以下のタスクを完了したら、Federated Authenticationの接続をテストできます。
ユーザー名の競合チェック
管理対象Apple Accountのデフォルトフォーマットのアップデート
ユーザーアカウントの役割の変更は、Apple School ManagerをMicrosoft Entra IDにリンクした後に行うことができます。たとえば、ユーザーアカウントの役割を講師の役割に変更したい場合があります。
注記: 管理者、サイトマネージャー、ユーザーマネージャーの役割を持つユーザーアカウントは、Federated Authenticationを使用してサインインできません。これらの役割では、連携プロセスの管理のみが可能です。
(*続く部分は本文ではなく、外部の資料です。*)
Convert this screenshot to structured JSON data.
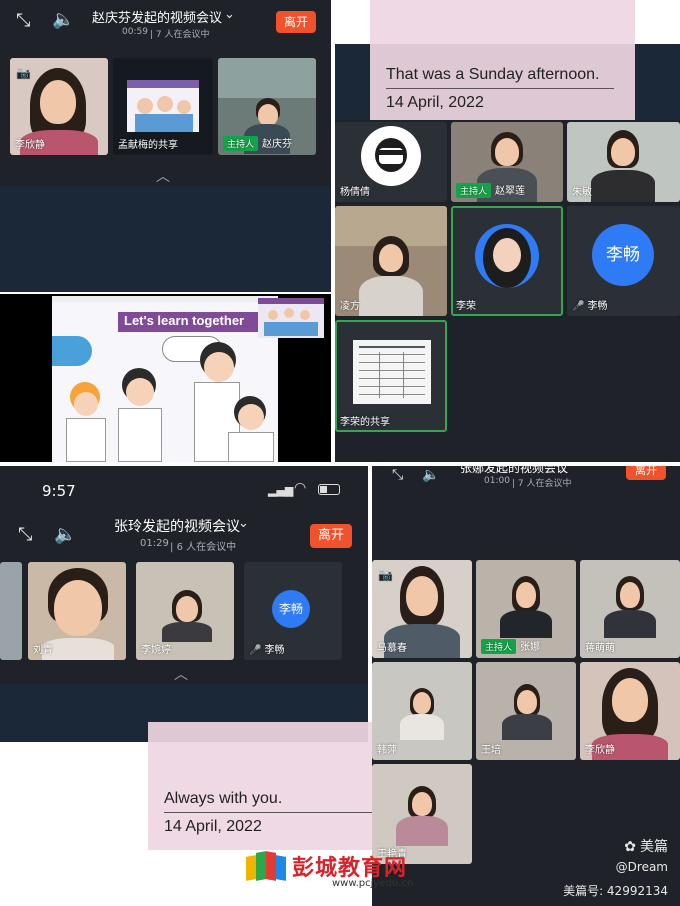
{
  "panel1": {
    "title": "赵庆芬发起的视频会议",
    "duration": "00:59",
    "count": "7 人在会议中",
    "leave": "离开",
    "tiles": [
      {
        "name": "李欣静"
      },
      {
        "name": "孟献梅的共享"
      },
      {
        "host": "主持人",
        "name": "赵庆芬"
      }
    ],
    "slide_title": "Let's learn together"
  },
  "panel2": {
    "note": {
      "line1": "That was a Sunday afternoon.",
      "line2": "14 April, 2022"
    },
    "tiles": [
      {
        "name": "杨倩倩"
      },
      {
        "host": "主持人",
        "name": "赵翠莲"
      },
      {
        "name": "朱敏"
      },
      {
        "name": "凌方"
      },
      {
        "name": "李荣"
      },
      {
        "name": "李畅",
        "avatar": "李畅"
      },
      {
        "name": "李荣的共享"
      }
    ]
  },
  "panel3": {
    "time": "9:57",
    "title": "张玲发起的视频会议",
    "duration": "01:29",
    "count": "6 人在会议中",
    "leave": "离开",
    "tiles": [
      {
        "name": "刘青"
      },
      {
        "name": "李婉婷"
      },
      {
        "name": "李畅",
        "avatar": "李畅"
      }
    ],
    "note": {
      "line1": "Always with you.",
      "line2": "14 April, 2022"
    }
  },
  "panel4": {
    "title": "张娜发起的视频会议",
    "duration": "01:00",
    "count": "7 人在会议中",
    "leave": "离开",
    "tiles": [
      {
        "name": "马慕春"
      },
      {
        "host": "主持人",
        "name": "张娜"
      },
      {
        "name": "蒋萌萌"
      },
      {
        "name": "韩萍"
      },
      {
        "name": "王培"
      },
      {
        "name": "李欣静"
      },
      {
        "name": "王艳青"
      }
    ],
    "watermark": {
      "app": "美篇",
      "user": "@Dream",
      "id": "美篇号: 42992134"
    }
  },
  "logo": {
    "text": "彭城教育网",
    "url": "www.pcjyedu.cn"
  },
  "colors": {
    "leave": "#f0532b",
    "host": "#15a34a",
    "avatar": "#2f7bf5",
    "speaking": "#2fa84f"
  }
}
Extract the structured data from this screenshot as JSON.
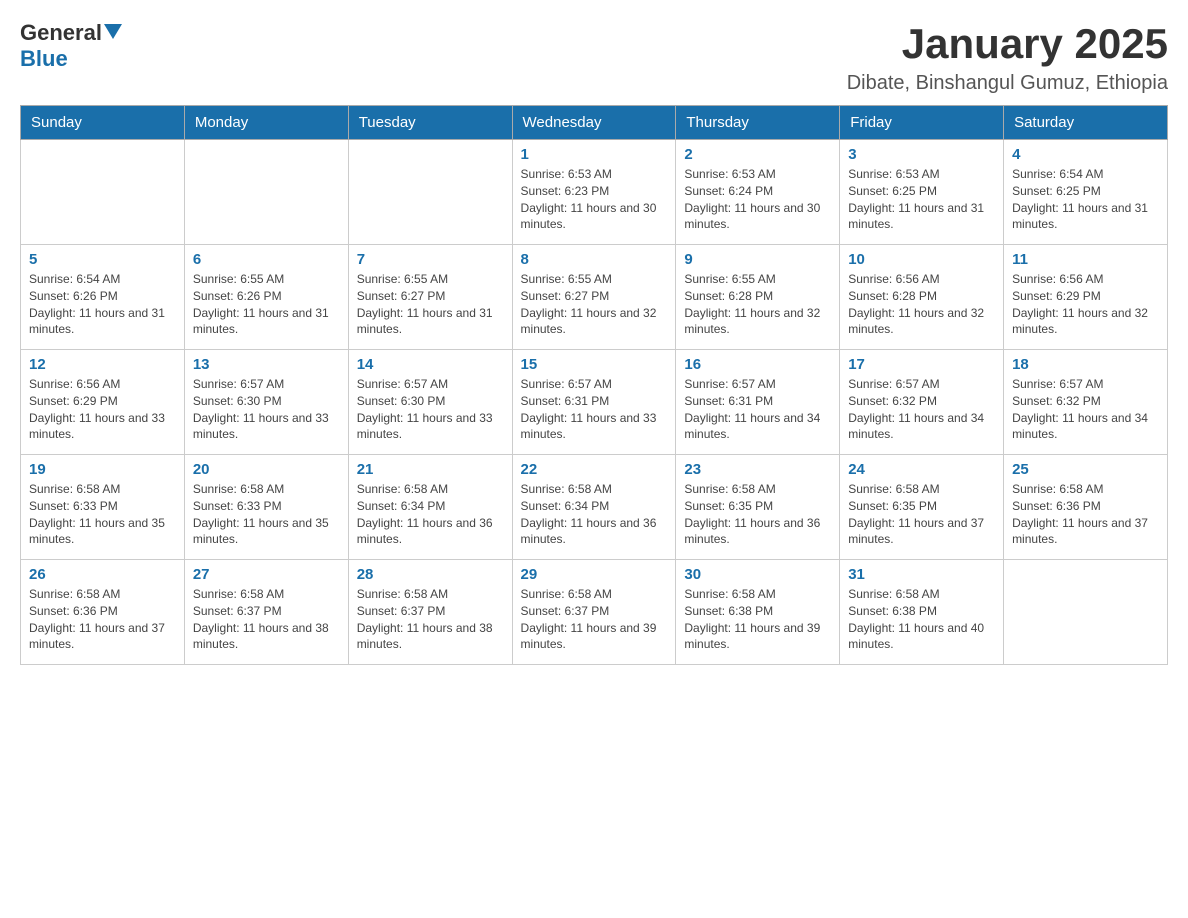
{
  "header": {
    "logo_general": "General",
    "logo_blue": "Blue",
    "month_title": "January 2025",
    "location": "Dibate, Binshangul Gumuz, Ethiopia"
  },
  "weekdays": [
    "Sunday",
    "Monday",
    "Tuesday",
    "Wednesday",
    "Thursday",
    "Friday",
    "Saturday"
  ],
  "weeks": [
    [
      {
        "day": "",
        "info": ""
      },
      {
        "day": "",
        "info": ""
      },
      {
        "day": "",
        "info": ""
      },
      {
        "day": "1",
        "info": "Sunrise: 6:53 AM\nSunset: 6:23 PM\nDaylight: 11 hours and 30 minutes."
      },
      {
        "day": "2",
        "info": "Sunrise: 6:53 AM\nSunset: 6:24 PM\nDaylight: 11 hours and 30 minutes."
      },
      {
        "day": "3",
        "info": "Sunrise: 6:53 AM\nSunset: 6:25 PM\nDaylight: 11 hours and 31 minutes."
      },
      {
        "day": "4",
        "info": "Sunrise: 6:54 AM\nSunset: 6:25 PM\nDaylight: 11 hours and 31 minutes."
      }
    ],
    [
      {
        "day": "5",
        "info": "Sunrise: 6:54 AM\nSunset: 6:26 PM\nDaylight: 11 hours and 31 minutes."
      },
      {
        "day": "6",
        "info": "Sunrise: 6:55 AM\nSunset: 6:26 PM\nDaylight: 11 hours and 31 minutes."
      },
      {
        "day": "7",
        "info": "Sunrise: 6:55 AM\nSunset: 6:27 PM\nDaylight: 11 hours and 31 minutes."
      },
      {
        "day": "8",
        "info": "Sunrise: 6:55 AM\nSunset: 6:27 PM\nDaylight: 11 hours and 32 minutes."
      },
      {
        "day": "9",
        "info": "Sunrise: 6:55 AM\nSunset: 6:28 PM\nDaylight: 11 hours and 32 minutes."
      },
      {
        "day": "10",
        "info": "Sunrise: 6:56 AM\nSunset: 6:28 PM\nDaylight: 11 hours and 32 minutes."
      },
      {
        "day": "11",
        "info": "Sunrise: 6:56 AM\nSunset: 6:29 PM\nDaylight: 11 hours and 32 minutes."
      }
    ],
    [
      {
        "day": "12",
        "info": "Sunrise: 6:56 AM\nSunset: 6:29 PM\nDaylight: 11 hours and 33 minutes."
      },
      {
        "day": "13",
        "info": "Sunrise: 6:57 AM\nSunset: 6:30 PM\nDaylight: 11 hours and 33 minutes."
      },
      {
        "day": "14",
        "info": "Sunrise: 6:57 AM\nSunset: 6:30 PM\nDaylight: 11 hours and 33 minutes."
      },
      {
        "day": "15",
        "info": "Sunrise: 6:57 AM\nSunset: 6:31 PM\nDaylight: 11 hours and 33 minutes."
      },
      {
        "day": "16",
        "info": "Sunrise: 6:57 AM\nSunset: 6:31 PM\nDaylight: 11 hours and 34 minutes."
      },
      {
        "day": "17",
        "info": "Sunrise: 6:57 AM\nSunset: 6:32 PM\nDaylight: 11 hours and 34 minutes."
      },
      {
        "day": "18",
        "info": "Sunrise: 6:57 AM\nSunset: 6:32 PM\nDaylight: 11 hours and 34 minutes."
      }
    ],
    [
      {
        "day": "19",
        "info": "Sunrise: 6:58 AM\nSunset: 6:33 PM\nDaylight: 11 hours and 35 minutes."
      },
      {
        "day": "20",
        "info": "Sunrise: 6:58 AM\nSunset: 6:33 PM\nDaylight: 11 hours and 35 minutes."
      },
      {
        "day": "21",
        "info": "Sunrise: 6:58 AM\nSunset: 6:34 PM\nDaylight: 11 hours and 36 minutes."
      },
      {
        "day": "22",
        "info": "Sunrise: 6:58 AM\nSunset: 6:34 PM\nDaylight: 11 hours and 36 minutes."
      },
      {
        "day": "23",
        "info": "Sunrise: 6:58 AM\nSunset: 6:35 PM\nDaylight: 11 hours and 36 minutes."
      },
      {
        "day": "24",
        "info": "Sunrise: 6:58 AM\nSunset: 6:35 PM\nDaylight: 11 hours and 37 minutes."
      },
      {
        "day": "25",
        "info": "Sunrise: 6:58 AM\nSunset: 6:36 PM\nDaylight: 11 hours and 37 minutes."
      }
    ],
    [
      {
        "day": "26",
        "info": "Sunrise: 6:58 AM\nSunset: 6:36 PM\nDaylight: 11 hours and 37 minutes."
      },
      {
        "day": "27",
        "info": "Sunrise: 6:58 AM\nSunset: 6:37 PM\nDaylight: 11 hours and 38 minutes."
      },
      {
        "day": "28",
        "info": "Sunrise: 6:58 AM\nSunset: 6:37 PM\nDaylight: 11 hours and 38 minutes."
      },
      {
        "day": "29",
        "info": "Sunrise: 6:58 AM\nSunset: 6:37 PM\nDaylight: 11 hours and 39 minutes."
      },
      {
        "day": "30",
        "info": "Sunrise: 6:58 AM\nSunset: 6:38 PM\nDaylight: 11 hours and 39 minutes."
      },
      {
        "day": "31",
        "info": "Sunrise: 6:58 AM\nSunset: 6:38 PM\nDaylight: 11 hours and 40 minutes."
      },
      {
        "day": "",
        "info": ""
      }
    ]
  ]
}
連携するドメインの横にある「連携する」を選択します。
「Sign in to Microsoft Entra ID Portal(Microsoft Entra IDポータルにサインイン)」を選択し、ドメインに存在するアカウントのMicrosoft Entra IDのユーザー名を入力し、「次へ」を選択します。
アカウントのパスワードを入力し、「サインイン」>「完了」>「完了」の順に選択します。
場合によっては、ドメインにサインインできないことがあります。一般的な理由は、以下のとおりです。
連携用に選択したドメインのユーザー名またはパスワードが間違っている。
連携用に選択したドメインにアカウントが含まれていない。
手順3:Federated Authenticationを有効にする
Apple School Manager
で、Federated Authenticationの管理権限を持つユーザーでサインインします。サイドバーの下部にある自分の名前を選択し、「環境設定」
を選択して、「管理対象Apple Account」
を選択します。「ドメイン」セクションで、連携するドメインの横にある「管理」を選択し、「Microsoft Entra IDでのサインインを有効にする」を選択します。
「Microsoft Entra IDでのサインイン」を有効にします。
必要な場合は、この段階でユーザーアカウントをApple School Managerに同期できます。「Microsoft Entra IDからユーザーアカウントを同期する」を参照してください。